Proshchuk has also been active in the promotion of sports in Ivano-Frankivsk Oblast, particularly wrestling. He is president of the Ivano-Frankivsk Oblast Wrestling Association, vice-president of the Sports Wrestling Association of Ukraine since 2018, and a Master of Sports of Ukraine.

== Political career ==
In the 2019 Ukrainian parliamentary election, Proshchuk ran for People's Deputy of Ukraine in Ukraine's 85th electoral district as the candidate of Servant of the People. At the time of the election, he was an independent.

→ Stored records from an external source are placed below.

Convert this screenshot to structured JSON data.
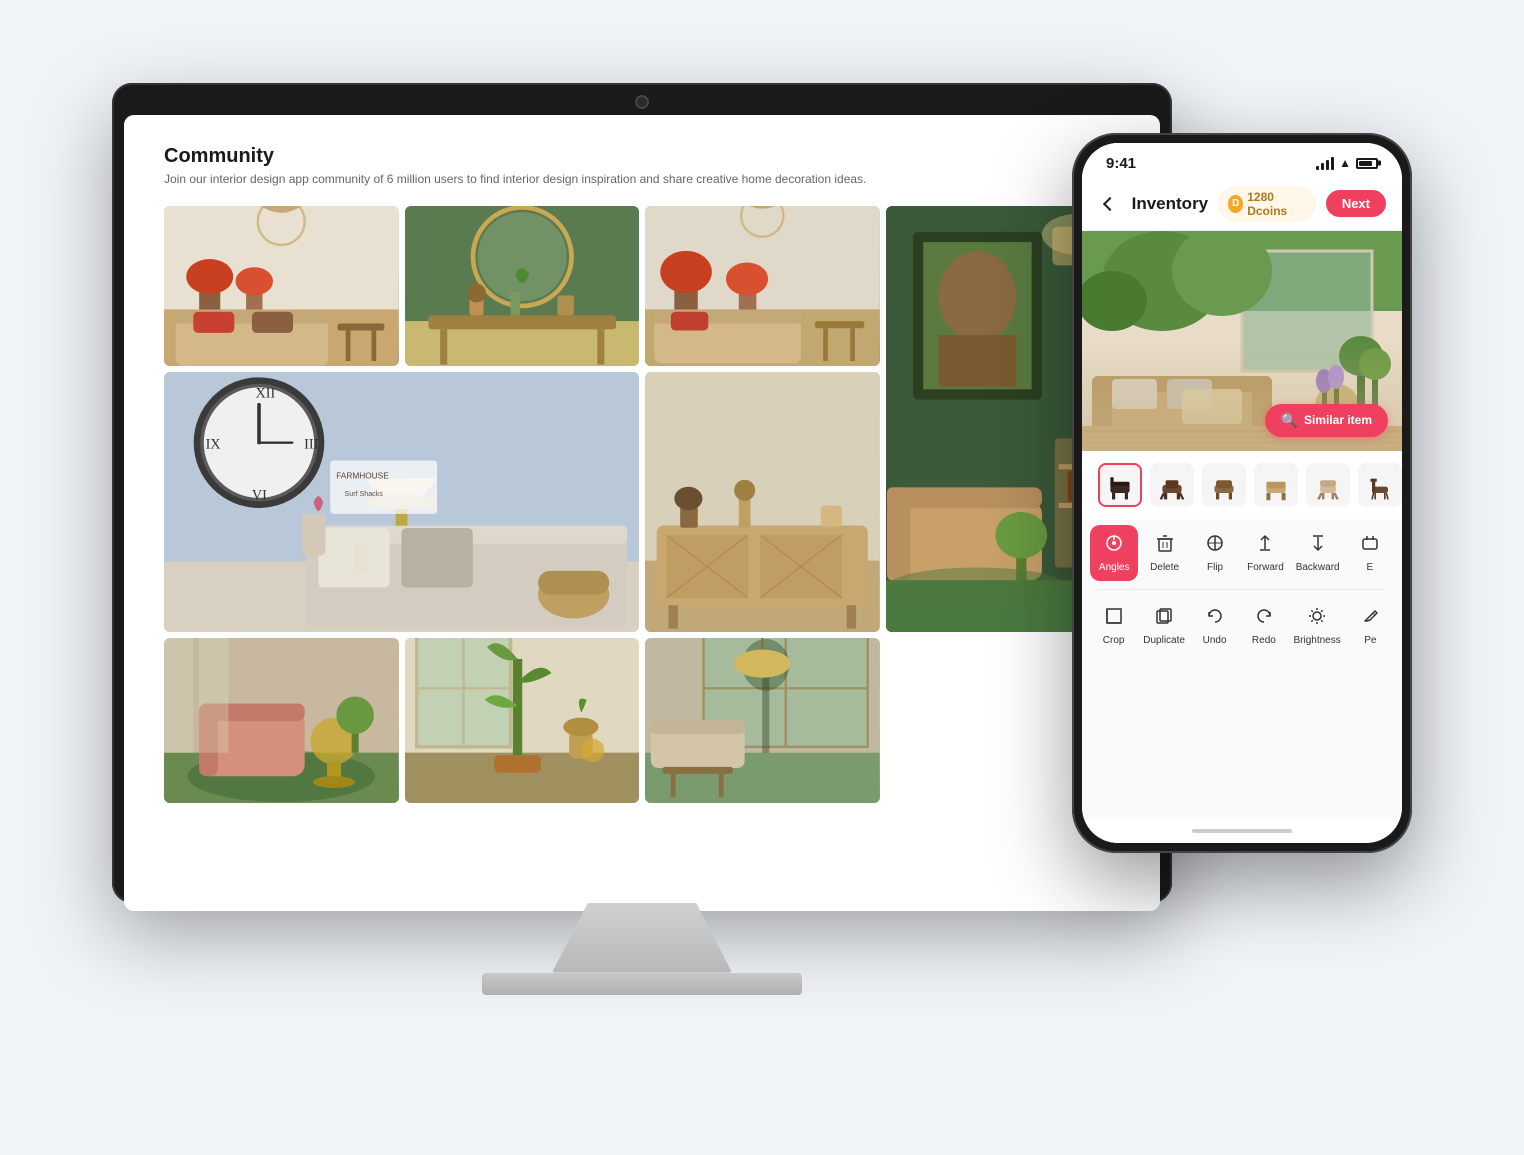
{
  "page": {
    "bg_color": "#f0f4f8"
  },
  "monitor": {
    "screen": {
      "title": "Community",
      "subtitle": "Join our interior design app community of 6 million users to find interior design inspiration and share creative home decoration ideas.",
      "grid_images": [
        {
          "id": 1,
          "alt": "Autumn living room with flowers",
          "class": "cell-autumn-living"
        },
        {
          "id": 2,
          "alt": "Green console with round mirror",
          "class": "cell-green-console"
        },
        {
          "id": 3,
          "alt": "Autumn room with orange flowers",
          "class": "cell-autumn-room"
        },
        {
          "id": 4,
          "alt": "Dark portrait room with lamp",
          "class": "cell-dark-portrait",
          "tall": true
        },
        {
          "id": 5,
          "alt": "Farmhouse bedroom styling",
          "class": "cell-farmhouse",
          "wide": true
        },
        {
          "id": 6,
          "alt": "Cane sideboard",
          "class": "cell-cane-sideboard"
        },
        {
          "id": 7,
          "alt": "Pink lounge chair",
          "class": "cell-lounge"
        },
        {
          "id": 8,
          "alt": "Plants corner with decor",
          "class": "cell-plants-corner"
        },
        {
          "id": 9,
          "alt": "Dining room",
          "class": "cell-dining"
        }
      ]
    }
  },
  "phone": {
    "status_bar": {
      "time": "9:41",
      "signal": "signal",
      "wifi": "wifi",
      "battery": "battery"
    },
    "nav": {
      "back_label": "back",
      "title": "Inventory",
      "dcoins": "1280 Dcoins",
      "next_label": "Next"
    },
    "similar_btn_label": "Similar item",
    "thumbnails": [
      {
        "id": 1,
        "label": "chair variant 1"
      },
      {
        "id": 2,
        "label": "chair variant 2"
      },
      {
        "id": 3,
        "label": "chair variant 3"
      },
      {
        "id": 4,
        "label": "chair variant 4"
      },
      {
        "id": 5,
        "label": "chair variant 5"
      },
      {
        "id": 6,
        "label": "chair variant 6"
      }
    ],
    "tools_row1": [
      {
        "id": "angles",
        "label": "Angles",
        "icon": "🐾",
        "active": true
      },
      {
        "id": "delete",
        "label": "Delete",
        "icon": "🗑"
      },
      {
        "id": "flip",
        "label": "Flip",
        "icon": "⊗"
      },
      {
        "id": "forward",
        "label": "Forward",
        "icon": "↑"
      },
      {
        "id": "backward",
        "label": "Backward",
        "icon": "↓"
      },
      {
        "id": "extra1",
        "label": "E",
        "icon": "⋯"
      }
    ],
    "tools_row2": [
      {
        "id": "crop",
        "label": "Crop",
        "icon": "⬜"
      },
      {
        "id": "duplicate",
        "label": "Duplicate",
        "icon": "⧉"
      },
      {
        "id": "undo",
        "label": "Undo",
        "icon": "↩"
      },
      {
        "id": "redo",
        "label": "Redo",
        "icon": "↪"
      },
      {
        "id": "brightness",
        "label": "Brightness",
        "icon": "☀"
      },
      {
        "id": "extra2",
        "label": "Pe",
        "icon": "✏"
      }
    ]
  }
}
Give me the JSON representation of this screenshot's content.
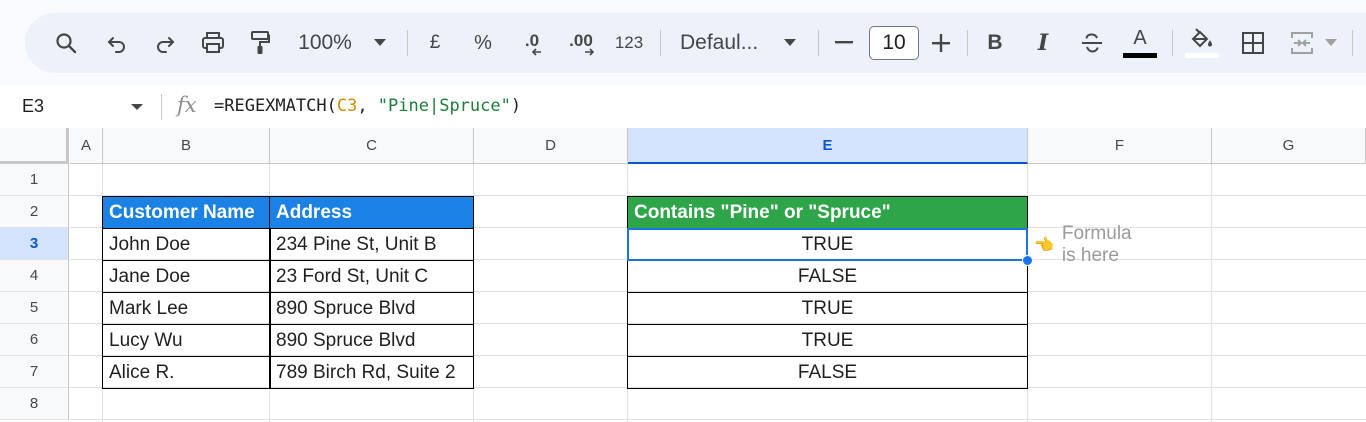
{
  "toolbar": {
    "zoom": "100%",
    "currency": "£",
    "percent": "%",
    "dec_decrease": ".0",
    "dec_increase": ".00",
    "number_format": "123",
    "font": "Defaul...",
    "font_size": "10",
    "bold": "B",
    "italic": "I",
    "text_color_letter": "A",
    "colors": {
      "accent": "#0b57d0",
      "text_color_bar": "#000000",
      "fill_bar": "#ffffff"
    }
  },
  "formula_bar": {
    "name_box": "E3",
    "fx": "fx",
    "formula_prefix": "=REGEXMATCH(",
    "formula_ref": "C3",
    "formula_sep": ", ",
    "formula_str": "\"Pine|Spruce\"",
    "formula_suffix": ")"
  },
  "grid": {
    "columns": [
      "A",
      "B",
      "C",
      "D",
      "E",
      "F",
      "G"
    ],
    "rows": [
      "1",
      "2",
      "3",
      "4",
      "5",
      "6",
      "7",
      "8"
    ],
    "selected_cell": "E3"
  },
  "table": {
    "headers": [
      "Customer Name",
      "Address"
    ],
    "rows": [
      [
        "John Doe",
        "234 Pine St, Unit B"
      ],
      [
        "Jane Doe",
        "23 Ford St, Unit C"
      ],
      [
        "Mark Lee",
        "890 Spruce Blvd"
      ],
      [
        "Lucy Wu",
        "890 Spruce Blvd"
      ],
      [
        "Alice R.",
        "789 Birch Rd, Suite 2"
      ]
    ],
    "header_color": "#1b81e5"
  },
  "result": {
    "header": "Contains \"Pine\" or \"Spruce\"",
    "values": [
      "TRUE",
      "FALSE",
      "TRUE",
      "TRUE",
      "FALSE"
    ],
    "header_color": "#2da548"
  },
  "note": {
    "icon": "pointing-hand-icon",
    "glyph": "👈",
    "text": "Formula is here"
  }
}
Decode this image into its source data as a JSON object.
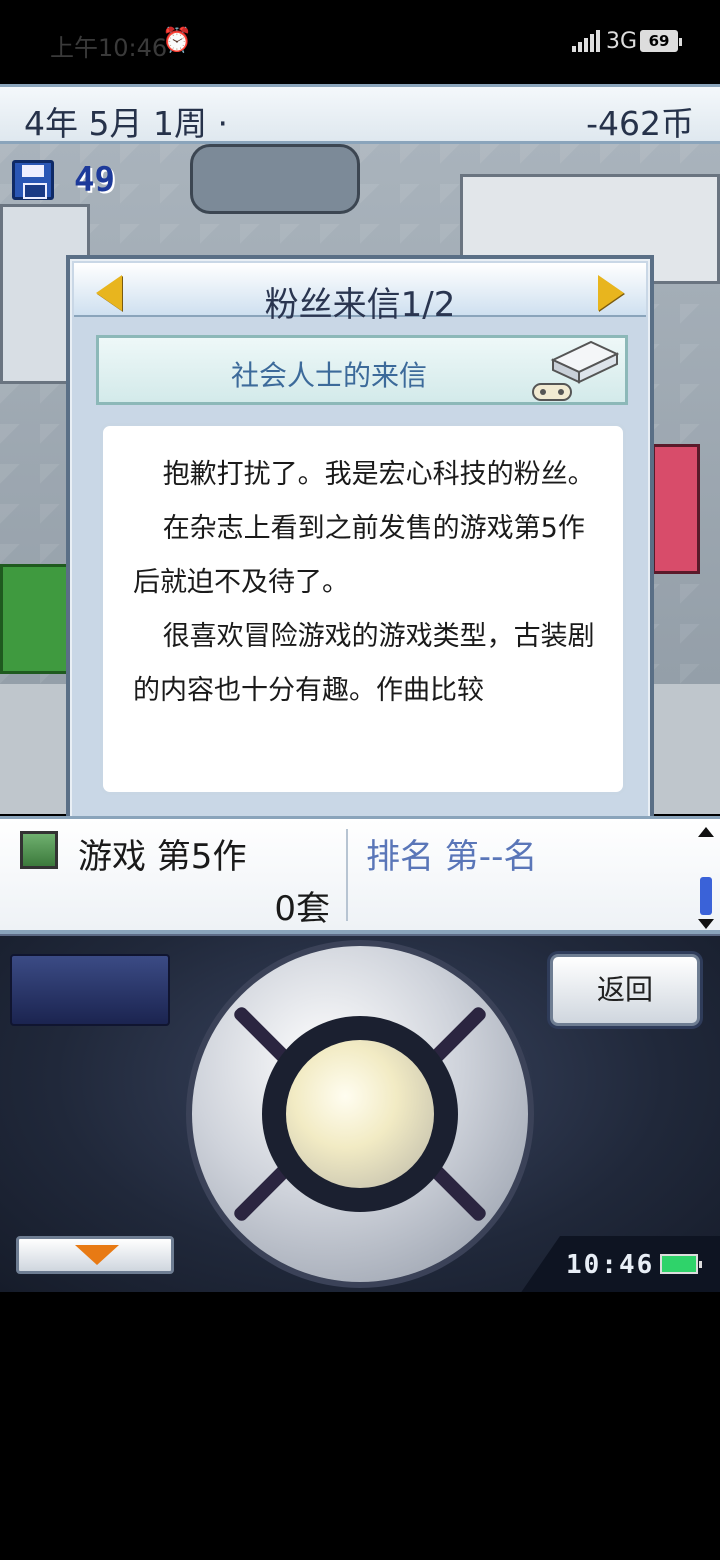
{
  "status_bar": {
    "time": "上午10:46",
    "network": "3G",
    "battery": "69"
  },
  "top_bar": {
    "date": "4年 5月 1周 ·",
    "money": "-462币"
  },
  "scene": {
    "save_count": "49"
  },
  "dialog": {
    "title": "粉丝来信1/2",
    "subject": "社会人士的来信",
    "letter_paragraphs": [
      "抱歉打扰了。我是宏心科技的粉丝。",
      "在杂志上看到之前发售的游戏第5作后就迫不及待了。",
      "很喜欢冒险游戏的游戏类型，古装剧的内容也十分有趣。作曲比较"
    ]
  },
  "info_strip": {
    "game_name": "游戏 第5作",
    "copies": "0套",
    "rank": "排名 第--名"
  },
  "controller": {
    "back_label": "返回",
    "clock": "10:46"
  },
  "colors": {
    "accent_arrow": "#e8b51e",
    "rank_text": "#5a76b8",
    "scroll_thumb": "#3a62d8"
  }
}
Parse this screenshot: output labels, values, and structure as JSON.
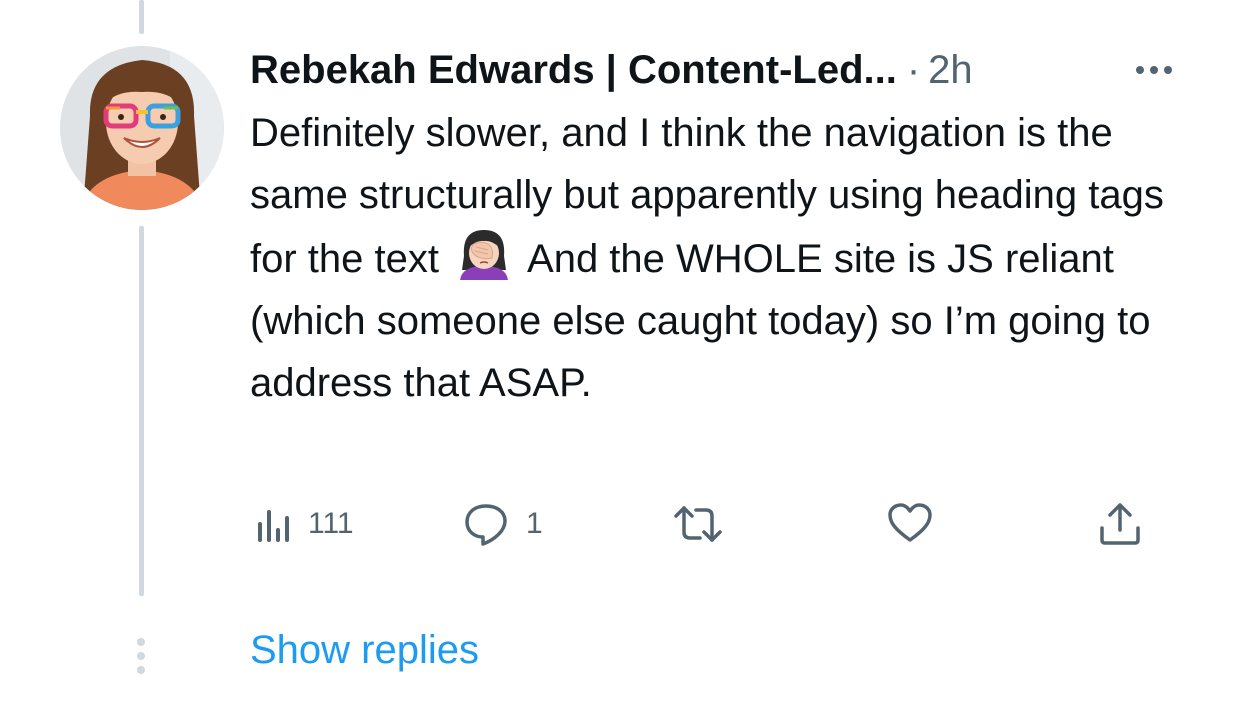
{
  "tweet": {
    "author_name": "Rebekah Edwards | Content-Led...",
    "separator": "·",
    "time": "2h",
    "text_parts": [
      "Definitely slower, and I think the navigation is the same structurally but apparently using heading tags for the text ",
      " And the WHOLE site is JS reliant (which someone else caught today) so I’m going to address that ASAP."
    ],
    "emoji_icon": "woman-facepalming-icon"
  },
  "actions": {
    "views_count": "111",
    "replies_count": "1",
    "retweets_count": "",
    "likes_count": ""
  },
  "thread": {
    "show_replies_label": "Show replies"
  },
  "colors": {
    "text": "#0f1419",
    "secondary": "#536471",
    "link": "#1d9bf0",
    "thread_line": "#cfd9de"
  }
}
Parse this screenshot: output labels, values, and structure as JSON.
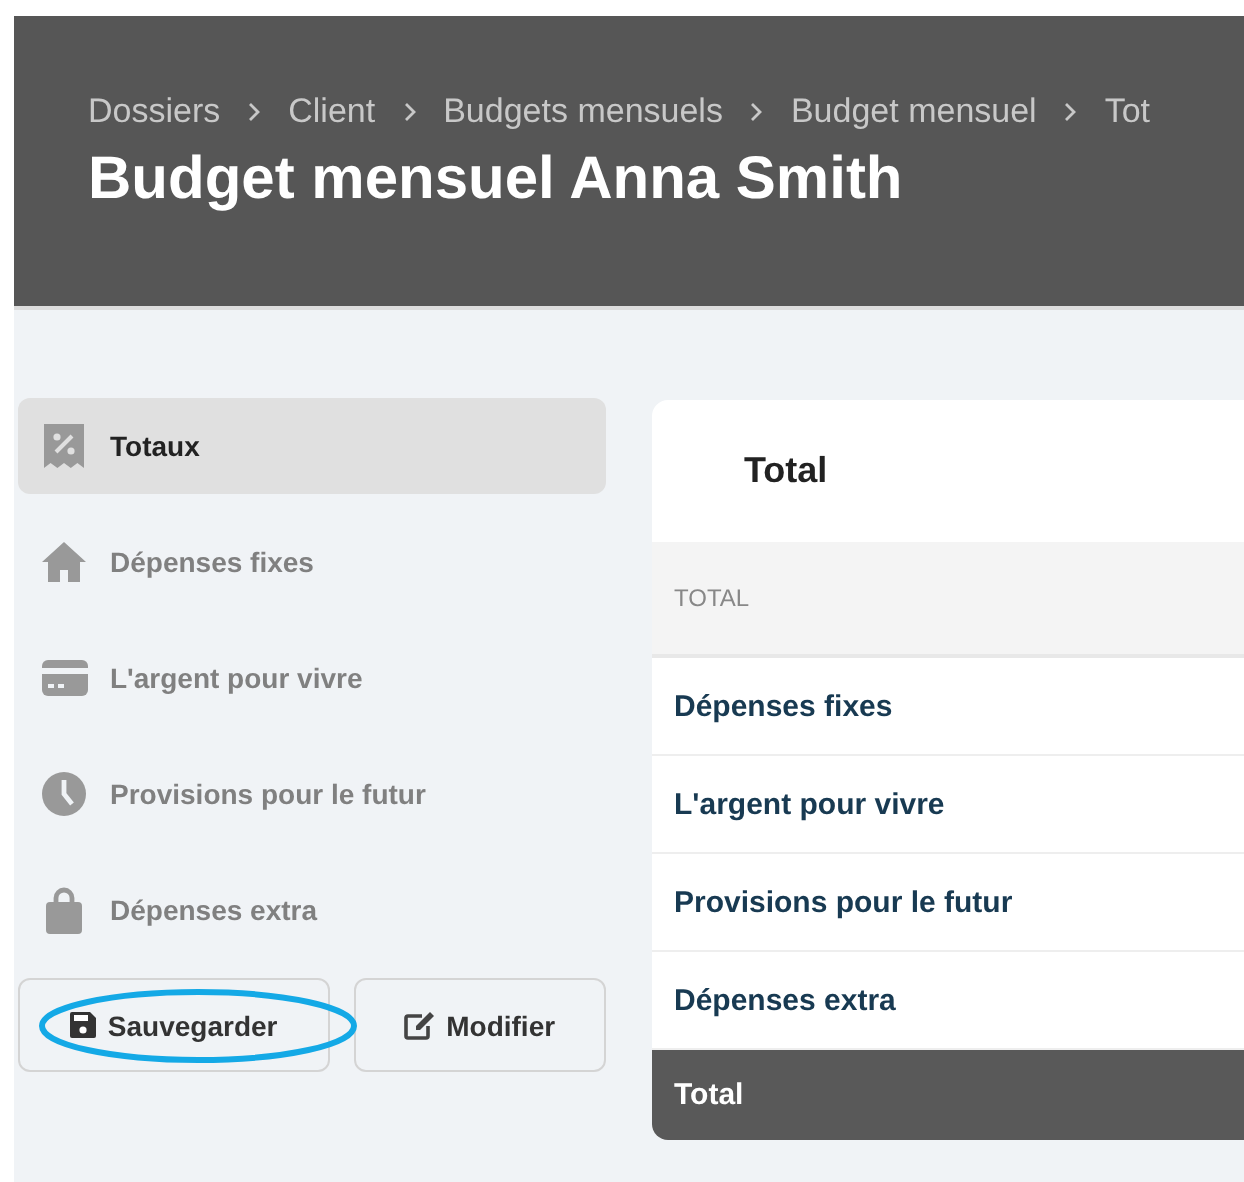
{
  "header": {
    "breadcrumbs": [
      "Dossiers",
      "Client",
      "Budgets mensuels",
      "Budget mensuel",
      "Tot"
    ],
    "title": "Budget mensuel Anna Smith"
  },
  "sidebar": {
    "items": [
      {
        "label": "Totaux",
        "selected": true
      },
      {
        "label": "Dépenses fixes",
        "selected": false
      },
      {
        "label": "L'argent pour vivre",
        "selected": false
      },
      {
        "label": "Provisions pour le futur",
        "selected": false
      },
      {
        "label": "Dépenses extra",
        "selected": false
      }
    ]
  },
  "buttons": [
    {
      "label": "Sauvegarder",
      "highlighted": true
    },
    {
      "label": "Modifier",
      "highlighted": false
    }
  ],
  "table": {
    "title": "Total",
    "columns": [
      "TOTAL"
    ],
    "rows": [
      {
        "label": "Dépenses fixes"
      },
      {
        "label": "L'argent pour vivre"
      },
      {
        "label": "Provisions pour le futur"
      },
      {
        "label": "Dépenses extra"
      }
    ],
    "footer": "Total"
  }
}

He won the election, defeating incumbent People's Deputy Viktor Shevchenko with 30.65% of the vote to Shevchenko's 28.98%. In the Verkhovna Rada (Ukraine's parliament), he became a member of the Verkhovna Rada Committee on Environmental Policies and Nature Management. According to his website, Proshchuk's priorities are the roads of Prykarpattia, the environment, and development of sports.

In March 2020, Proshchuk was among those opposed to the establishment of an advisory group to the Trilateral Contact Group on Ukraine involving separatist figures, contrary to the position of Servant of the People.